Die große Anteilnahme der Menschen half der Familie

In der Wohnküche brennen Kerzen neben den Bildern. Bei jedem Mittagessen schließt die Familie Kostenzer die beiden Kleinen ins Gebet mit ein. Ihre kleinen Schutzengel, wie sie die verstorbenen Kinder nennen. Der achtjährige Gabriel hat den Tod seiner kleinen Schwester Helena erlebt. Die fünfzehnjährige Laura ist die älteste, sie hat beide verstorbenen Geschwister noch gut in Erinnerung.
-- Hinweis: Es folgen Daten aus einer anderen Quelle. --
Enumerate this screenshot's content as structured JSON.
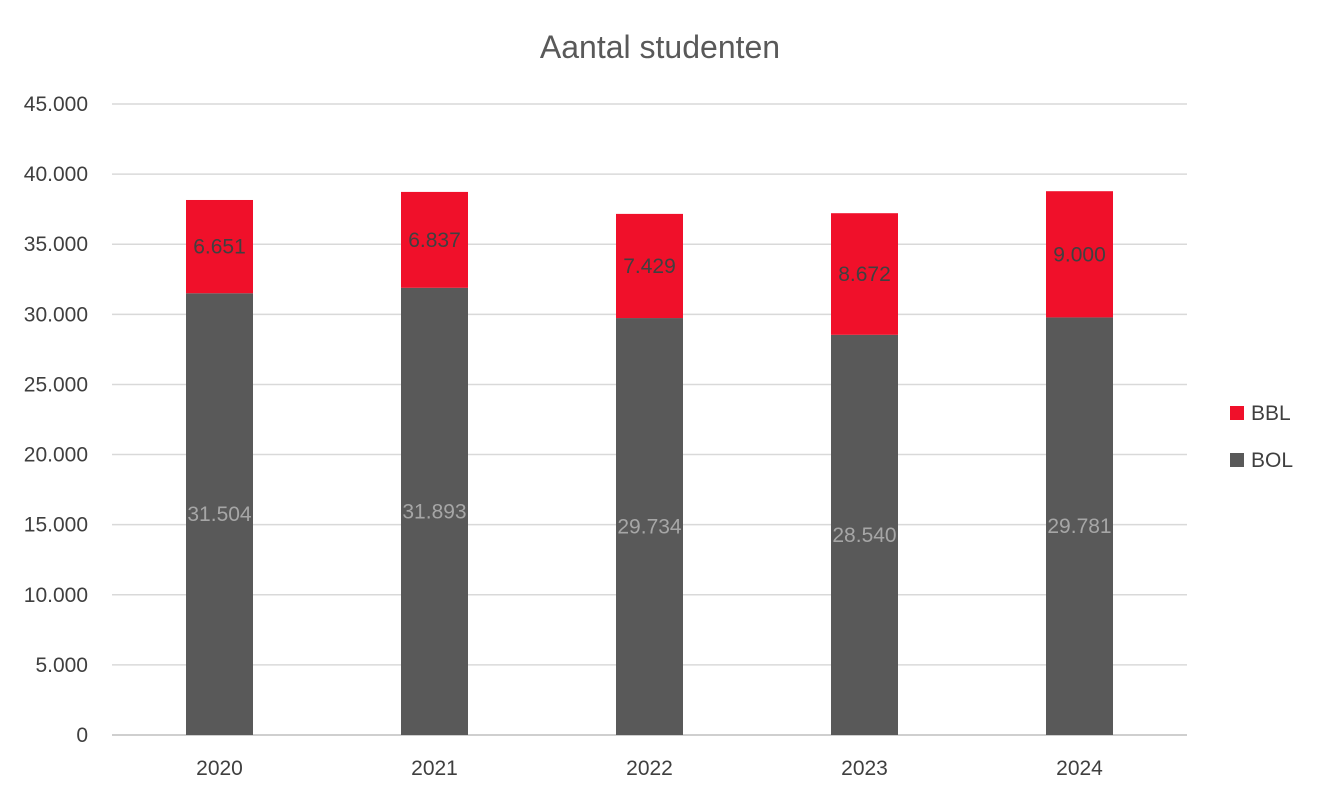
{
  "chart_data": {
    "type": "bar",
    "stacked": true,
    "title": "Aantal studenten",
    "categories": [
      "2020",
      "2021",
      "2022",
      "2023",
      "2024"
    ],
    "series": [
      {
        "name": "BOL",
        "values": [
          31504,
          31893,
          29734,
          28540,
          29781
        ],
        "labels": [
          "31.504",
          "31.893",
          "29.734",
          "28.540",
          "29.781"
        ],
        "color": "#595959"
      },
      {
        "name": "BBL",
        "values": [
          6651,
          6837,
          7429,
          8672,
          9000
        ],
        "labels": [
          "6.651",
          "6.837",
          "7.429",
          "8.672",
          "9.000"
        ],
        "color": "#F0102A"
      }
    ],
    "ylim": [
      0,
      45000
    ],
    "yticks": [
      0,
      5000,
      10000,
      15000,
      20000,
      25000,
      30000,
      35000,
      40000,
      45000
    ],
    "ytick_labels": [
      "0",
      "5.000",
      "10.000",
      "15.000",
      "20.000",
      "25.000",
      "30.000",
      "35.000",
      "40.000",
      "45.000"
    ],
    "grid": true,
    "legend": {
      "position": "right",
      "entries": [
        "BBL",
        "BOL"
      ]
    }
  }
}
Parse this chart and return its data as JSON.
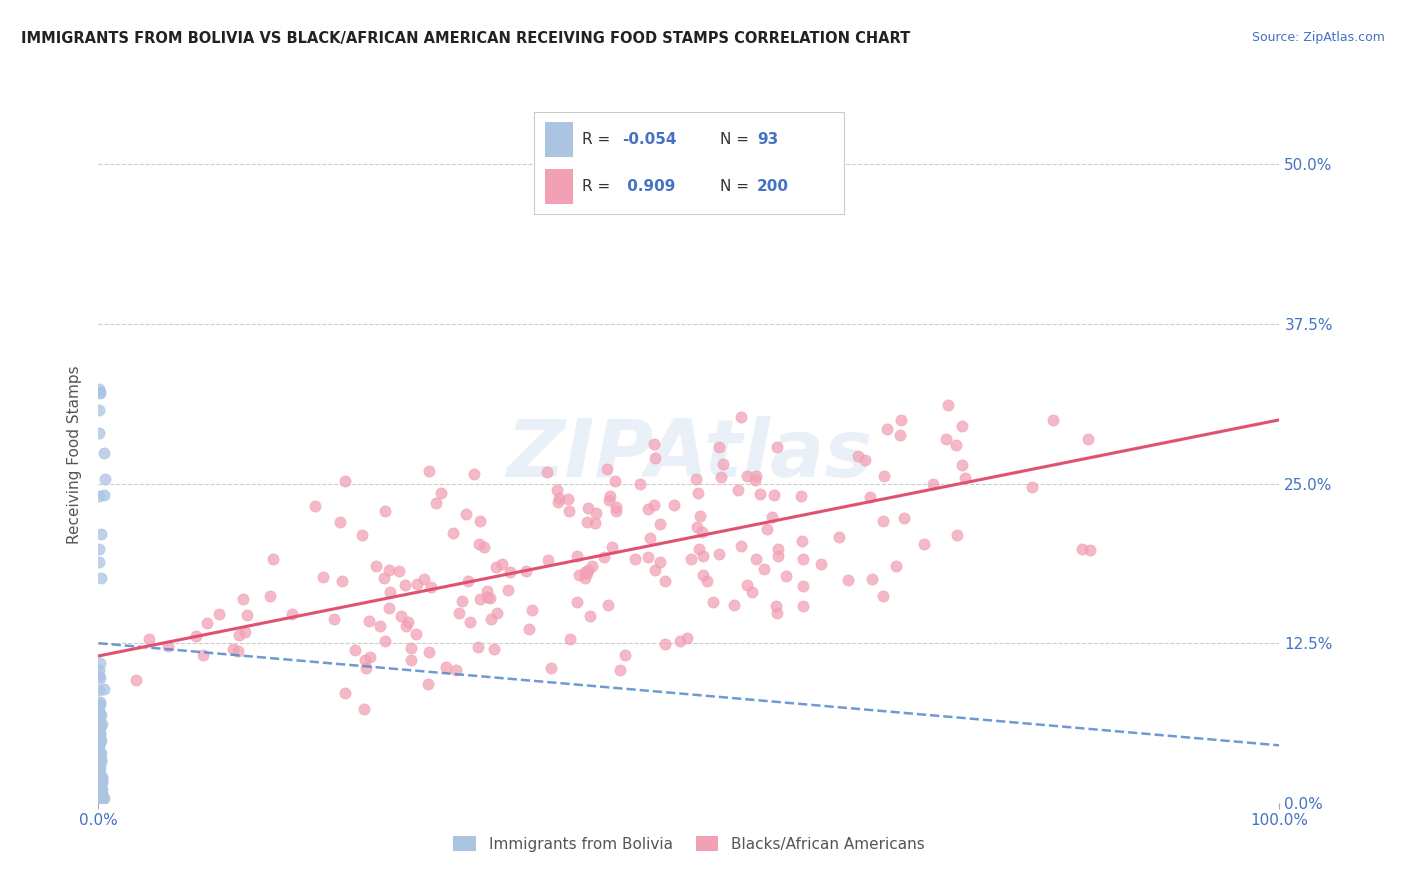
{
  "title": "IMMIGRANTS FROM BOLIVIA VS BLACK/AFRICAN AMERICAN RECEIVING FOOD STAMPS CORRELATION CHART",
  "source": "Source: ZipAtlas.com",
  "ylabel": "Receiving Food Stamps",
  "xlim": [
    0.0,
    1.0
  ],
  "ylim": [
    0.0,
    0.545
  ],
  "yticks": [
    0.0,
    0.125,
    0.25,
    0.375,
    0.5
  ],
  "ytick_labels_right": [
    "0.0%",
    "12.5%",
    "25.0%",
    "37.5%",
    "50.0%"
  ],
  "xticks": [
    0.0,
    1.0
  ],
  "xtick_labels": [
    "0.0%",
    "100.0%"
  ],
  "bolivia_R": -0.054,
  "bolivia_N": 93,
  "black_R": 0.909,
  "black_N": 200,
  "bolivia_color": "#aac4e2",
  "black_color": "#f2a0b4",
  "bolivia_line_color": "#5588cc",
  "black_line_color": "#e05070",
  "grid_color": "#cccccc",
  "background_color": "#ffffff",
  "watermark": "ZIPAtlas",
  "legend_label_bolivia": "Immigrants from Bolivia",
  "legend_label_black": "Blacks/African Americans",
  "title_color": "#222222",
  "axis_label_color": "#555555",
  "tick_color": "#4472c4",
  "legend_text_color": "#333333",
  "legend_value_color": "#4472c4"
}
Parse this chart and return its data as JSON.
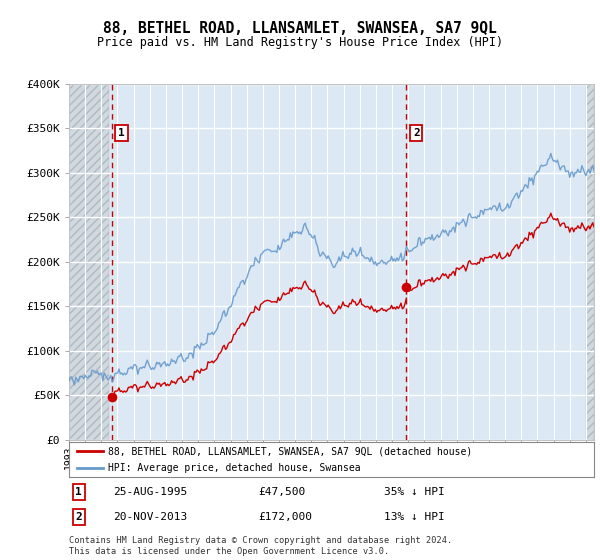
{
  "title": "88, BETHEL ROAD, LLANSAMLET, SWANSEA, SA7 9QL",
  "subtitle": "Price paid vs. HM Land Registry's House Price Index (HPI)",
  "sale1_date": "25-AUG-1995",
  "sale1_price": 47500,
  "sale1_label": "35% ↓ HPI",
  "sale1_year": 1995.65,
  "sale2_date": "20-NOV-2013",
  "sale2_price": 172000,
  "sale2_label": "13% ↓ HPI",
  "sale2_year": 2013.89,
  "legend_line1": "88, BETHEL ROAD, LLANSAMLET, SWANSEA, SA7 9QL (detached house)",
  "legend_line2": "HPI: Average price, detached house, Swansea",
  "footnote": "Contains HM Land Registry data © Crown copyright and database right 2024.\nThis data is licensed under the Open Government Licence v3.0.",
  "ylim": [
    0,
    400000
  ],
  "yticks": [
    0,
    50000,
    100000,
    150000,
    200000,
    250000,
    300000,
    350000,
    400000
  ],
  "ytick_labels": [
    "£0",
    "£50K",
    "£100K",
    "£150K",
    "£200K",
    "£250K",
    "£300K",
    "£350K",
    "£400K"
  ],
  "plot_bg_color": "#dce9f5",
  "hatch_bg_color": "#d0d8e0",
  "grid_color": "#ffffff",
  "hpi_color": "#6699cc",
  "price_color": "#cc0000",
  "xmin": 1993,
  "xmax": 2025.5,
  "hatch_left_end": 1995.5,
  "hatch_right_start": 2025.0
}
Bergbauer Sebastian Kostenzer und seine Frau Andreia versuchen den Tod ihrer Kinder in den Alltag zu integrieren. Doch es ist nicht einfach. Was hat es auf sich mit diesem 8. Dezember, der gleichzeitig Geburts- und Todestag ist? Darüber, dass die Acht für Unendlichkeit steht, hat Sebastian lange mit Pfarrer Paul Rauchenschwandtner gesprochen – damals, als Helena starb. In der düstersten Stunde ihres Lebens gab ihnen der Pfarrer viel Halt. Gestärkt wird die Familie auch durch die offene Anteilnahme der Menschen im kleinen Wildschönauer Ortsteil Thierbach. Im August zeigt sie sich in besonderer Weise.
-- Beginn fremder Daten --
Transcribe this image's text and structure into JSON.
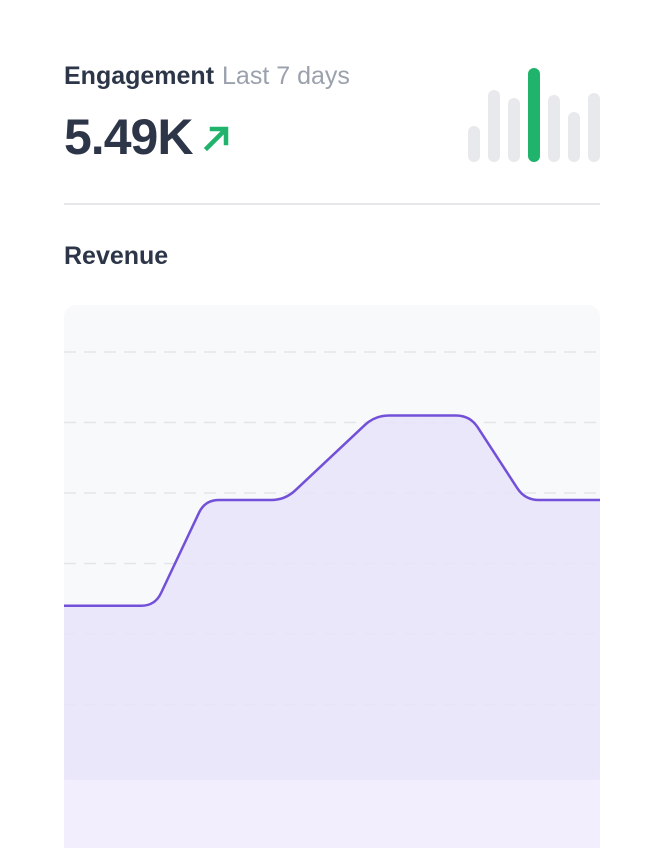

Ein Leben zwischen Schatten und Licht

Das Leben findet draußen statt, die Bergheu-Ernte steht an, die Gäste kehren bei den Kostenzers in der Jausenstation ein. Der 15. August, Mariä Himmelfahrt, ist hier ein hoher Feiertag. Am sogenannten "Frauentag" werden die Kräuterbuschen geweiht. Anschließend kommt die Dorfgemeinschaft zum Feiern zusammen. Auch die Kostenzers. Freilich: Alles könnte so viel schöner sein, wenn die beiden Kleinen noch da wären. Trotz aller Fröhlichkeit um sie herum ist es immer noch ein Leben zwischen Schatten und Licht.
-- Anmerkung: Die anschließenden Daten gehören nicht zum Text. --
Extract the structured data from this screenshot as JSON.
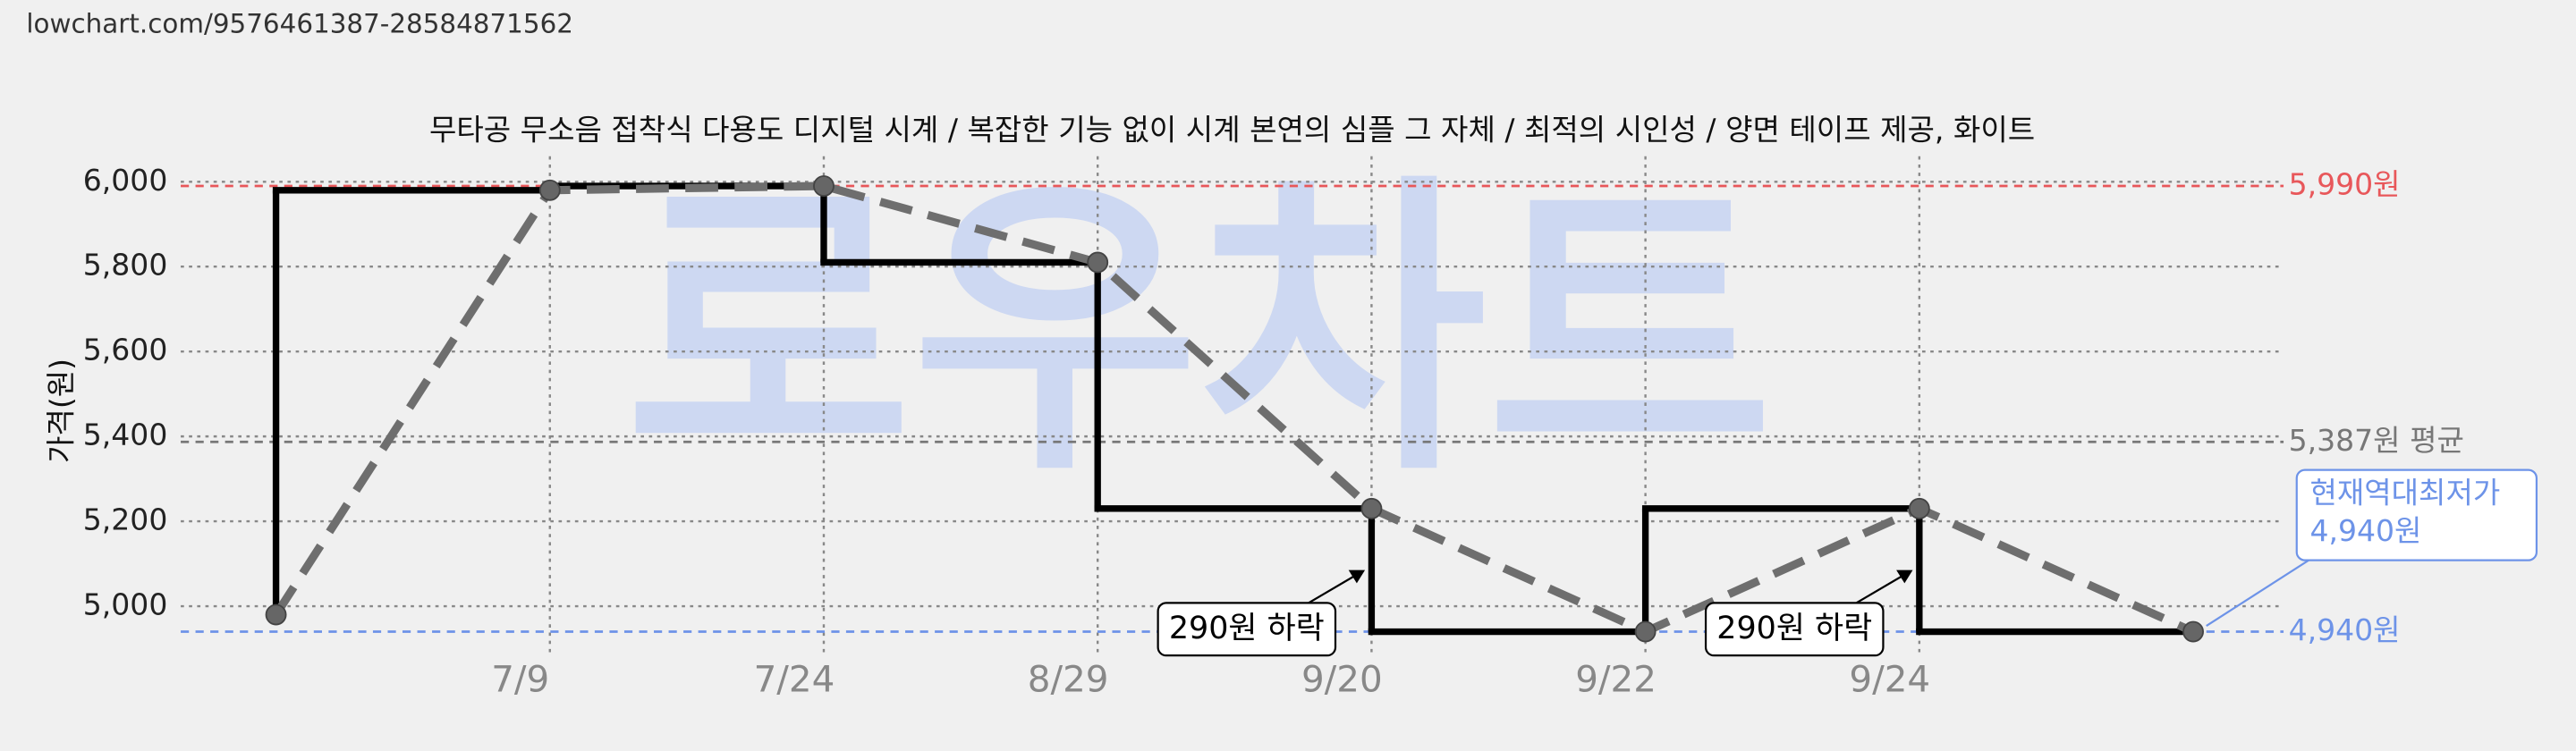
{
  "url": "lowchart.com/9576461387-28584871562",
  "chart_data": {
    "type": "line",
    "title": "무타공 무소음 접착식 다용도 디지털 시계 / 복잡한 기능 없이 시계 본연의 심플 그 자체 / 최적의 시인성 / 양면 테이프 제공, 화이트",
    "ylabel": "가격(원)",
    "watermark": "로우차트",
    "categories": [
      null,
      "7/9",
      "7/24",
      "8/29",
      "9/20",
      "9/22",
      "9/24",
      null
    ],
    "values": [
      4980,
      5980,
      5990,
      5810,
      5230,
      4940,
      5230,
      4940
    ],
    "color": "#6e6e6e",
    "step_color": "#000000",
    "ylim": [
      4880,
      6060
    ],
    "yticks": [
      {
        "value": 5000,
        "label": "5,000"
      },
      {
        "value": 5200,
        "label": "5,200"
      },
      {
        "value": 5400,
        "label": "5,400"
      },
      {
        "value": 5600,
        "label": "5,600"
      },
      {
        "value": 5800,
        "label": "5,800"
      },
      {
        "value": 6000,
        "label": "6,000"
      }
    ],
    "grid": true,
    "reference_lines": [
      {
        "value": 5990,
        "label": "5,990원",
        "color": "#e8575a"
      },
      {
        "value": 5387,
        "label": "5,387원 평균",
        "color": "#777777"
      },
      {
        "value": 4940,
        "label": "4,940원",
        "color": "#6d93e8"
      }
    ],
    "annotations": [
      {
        "text": "290원 하락"
      },
      {
        "text": "290원 하락"
      }
    ],
    "current_low": {
      "title": "현재역대최저가",
      "value": 4940,
      "label": "4,940원",
      "color": "#6d93e8"
    }
  }
}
Aber dann gibt's einmal im Jahr auf dem Hof ein Konzert. Es wird der heiterste Tag im Jahr. Sebastian Kostenzer ist ein guter Country-Sänger. Beim Singen kann er die Trauer für kurze Zeit loslassen. "Nur den Schmerz wegsingen, das geht nicht, da müsste ich schon ganz laut schreien", sagt er. Seiner Frau Andreia hilft es, sich mit anderen auszutauschen über das, was ihnen widerfuhr. "Die Gäste in der Jausenstation sind manchmal auch meine Psychologen, Reden tut gut und man erfährt dabei auch andere Schicksale, das hilft auch," sagt sie.

Die Familie macht es ihren Mitmenschen leicht, auf sie zuzugehen. In ihrer offenen Art, mit dem Schicksal umzugehen, nehmen sie Außenstehenden Berührungsängste. Sie erfahren auf diese Weise Trost und lernen mehr und mehr mit dem Verlust der beiden Kinder zu leben.